The most pathologically persistent liars I've known well have come from relatively privileged, stable, and affluent childhood backgrounds. Their apparent motivation seemed to relate more to maintaining a presumptive status rather than achieving that status in the first place. In other words, the only trauma they were working to overcome was the prospective trauma of not continuing to be #1 (in, e.g., popularity, respectability, knowledge, accomplishments, etc.) in a given situation or setting.

Another confounding factor is that sympathy is the easiest emotional effect to foster in people you're trying to con. Presenting yourself as an unfortunate victim is the quickest way to get your grappling hooks into the target(s) with minimal resistance. My point here is that alleging trauma may itself be a tactical lie rather than an underlying cause for being a liar. If playing the victim is the most effective approach in selling lies or running a con, it's also going to be a common characteristic of cases where the con / lie worked. As such, I suspect victimhood is overestimated as an underlying cause for a liar's / conman's behavior.
 
We have a bullying problem at work at the moment, and senior management are desperate to sort it out. Amongst other problems is the fact that there seems to be a lack of understanding as to the dynamics of bullying. They seem to expect that a bully will be thoroughly unpleasant to everyone and a bigot, rather than someone who is capable of identifying and isolating someone who is a bit different or a bit vulnerable, and making sure they are well in with the management and everyone else.

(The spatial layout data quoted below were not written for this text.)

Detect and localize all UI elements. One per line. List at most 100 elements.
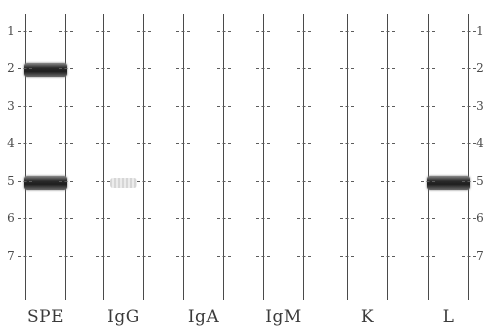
gel-tick-mark xyxy=(217,256,231,257)
tick-label-right: 3 xyxy=(476,99,484,113)
gel-tick-mark xyxy=(176,181,190,182)
lane-igm xyxy=(263,14,304,300)
gel-tick-mark xyxy=(297,31,311,32)
tick-label-left: 2 xyxy=(7,61,15,75)
gel-tick-mark xyxy=(59,218,73,219)
gel-tick-mark xyxy=(176,256,190,257)
gel-tick-mark xyxy=(137,256,151,257)
tick-label-right: 4 xyxy=(476,136,484,150)
tick-label-right: 5 xyxy=(476,174,484,188)
lane-label-igm: IgM xyxy=(265,307,302,327)
gel-tick-mark xyxy=(18,31,32,32)
gel-tick-mark xyxy=(340,31,354,32)
tick-label-left: 7 xyxy=(7,249,15,263)
gel-tick-mark xyxy=(137,31,151,32)
band xyxy=(24,176,67,190)
gel-tick-mark xyxy=(256,256,270,257)
gel-tick-mark xyxy=(96,106,110,107)
gel-tick-mark xyxy=(256,218,270,219)
gel-tick-mark xyxy=(381,143,395,144)
gel-tick-mark xyxy=(340,68,354,69)
gel-tick-mark xyxy=(297,256,311,257)
tick-label-left: 5 xyxy=(7,174,15,188)
gel-tick-mark xyxy=(421,256,435,257)
gel-tick-mark xyxy=(176,31,190,32)
tick-label-left: 6 xyxy=(7,211,15,225)
gel-tick-mark xyxy=(137,218,151,219)
gel-tick-mark xyxy=(137,181,151,182)
gel-tick-mark xyxy=(176,68,190,69)
gel-tick-mark xyxy=(256,31,270,32)
gel-tick-mark xyxy=(59,256,73,257)
band xyxy=(427,176,470,190)
gel-tick-mark xyxy=(381,106,395,107)
gel-tick-mark xyxy=(462,143,476,144)
gel-tick-mark xyxy=(297,68,311,69)
lane-label-lambda: L xyxy=(442,307,455,327)
gel-tick-mark xyxy=(297,218,311,219)
gel-tick-mark xyxy=(340,143,354,144)
tick-label-right: 1 xyxy=(476,24,484,38)
gel-tick-mark xyxy=(176,106,190,107)
lane-label-spe: SPE xyxy=(27,307,64,327)
gel-tick-mark xyxy=(96,256,110,257)
gel-tick-mark xyxy=(381,68,395,69)
gel-tick-mark xyxy=(59,181,73,182)
gel-tick-mark xyxy=(297,106,311,107)
gel-tick-mark xyxy=(18,181,32,182)
gel-tick-mark xyxy=(96,143,110,144)
lane-igg xyxy=(103,14,144,300)
tick-label-right: 7 xyxy=(476,249,484,263)
gel-tick-mark xyxy=(59,106,73,107)
gel-tick-mark xyxy=(176,218,190,219)
gel-tick-mark xyxy=(137,106,151,107)
tick-label-left: 3 xyxy=(7,99,15,113)
gel-tick-mark xyxy=(256,68,270,69)
gel-tick-mark xyxy=(421,181,435,182)
tick-label-right: 2 xyxy=(476,61,484,75)
gel-tick-mark xyxy=(340,181,354,182)
gel-tick-mark xyxy=(462,181,476,182)
gel-tick-mark xyxy=(340,106,354,107)
gel-tick-mark xyxy=(462,68,476,69)
lane-kappa xyxy=(347,14,388,300)
gel-tick-mark xyxy=(217,106,231,107)
gel-tick-mark xyxy=(421,218,435,219)
gel-tick-mark xyxy=(297,143,311,144)
gel-tick-mark xyxy=(96,68,110,69)
gel-tick-mark xyxy=(217,181,231,182)
band xyxy=(110,178,137,188)
gel-tick-mark xyxy=(381,181,395,182)
lane-label-igg: IgG xyxy=(107,307,140,327)
gel-tick-mark xyxy=(462,218,476,219)
gel-tick-mark xyxy=(421,143,435,144)
gel-tick-mark xyxy=(381,256,395,257)
gel-tick-mark xyxy=(256,106,270,107)
gel-tick-mark xyxy=(217,143,231,144)
lane-label-kappa: K xyxy=(360,307,375,327)
gel-tick-mark xyxy=(462,106,476,107)
gel-tick-mark xyxy=(381,31,395,32)
band xyxy=(24,63,67,77)
lane-label-iga: IgA xyxy=(187,307,220,327)
gel-tick-mark xyxy=(256,181,270,182)
gel-tick-mark xyxy=(217,68,231,69)
gel-tick-mark xyxy=(96,31,110,32)
gel-tick-mark xyxy=(462,256,476,257)
gel-tick-mark xyxy=(462,31,476,32)
gel-tick-mark xyxy=(176,143,190,144)
gel-tick-mark xyxy=(18,106,32,107)
gel-tick-mark xyxy=(137,143,151,144)
lane-iga xyxy=(183,14,224,300)
gel-tick-mark xyxy=(59,31,73,32)
gel-tick-mark xyxy=(340,218,354,219)
lane-lambda xyxy=(428,14,469,300)
gel-tick-mark xyxy=(421,68,435,69)
gel-tick-mark xyxy=(137,68,151,69)
gel-tick-mark xyxy=(217,218,231,219)
tick-label-left: 4 xyxy=(7,136,15,150)
gel-tick-mark xyxy=(18,256,32,257)
gel-tick-mark xyxy=(297,181,311,182)
gel-tick-mark xyxy=(96,218,110,219)
gel-tick-mark xyxy=(421,106,435,107)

People want to believe someone they like is ok, and so the victim is even more isolated if they complain.
 
We have a bullying problem at work at the moment, and senior management are desperate to sort it out. Amongst other problems is the fact that there seems to be a lack of understanding as to the dynamics of bullying. They seem to expect that a bully will be thoroughly unpleasant to everyone and a bigot, rather than someone who is capable of identifying and isolating someone who is a bit different or a bit vulnerable, and making sure they are well in with the management and everyone else.


People want to believe someone they like is ok, and so the victim is even more isolated if they complain.

Bullying at work can indeed be insidious and whistle blowing seems often to make matters worse`, I agree. It was tried on with me a couple of times over the decades I worked. My response on both occasions was to quietly explain to the characters involved that if their behaviour continued I would make their life a living hell in every way possible. (in fact I had absolutely no idea what I would have done but I must have said it with such conviction that it stopped them in their tracks). Bullies in workplaces in particular are narcissists and egocentric bordering on sociopathic and sometimes very devious in their nature but when exposed are usually found to be quite pathetic in character.
This bullying tactic seems now to have extended to authorities, companies and organizations in the UK. I have had a spate recently of this with writing to me along the lines of "you need to do this or else". All have backed down when challenged but you can tell from their churlish responses they don't like giving in. Corporate bullying at it's worst.
On the other hand there are employees who regard themselves as perpetual victims who complain about bullying when simply asked to do their job!
 
Is the lying really pathological if there is a goal to it?

There's no universally agreed clinical definition for "pathological lying." Consensus begins and ends with the notion the lying behavior is compulsive.

Some would construe a pattern of goal-oriented compulsive lying as pathological lying, but there are others who wouldn't.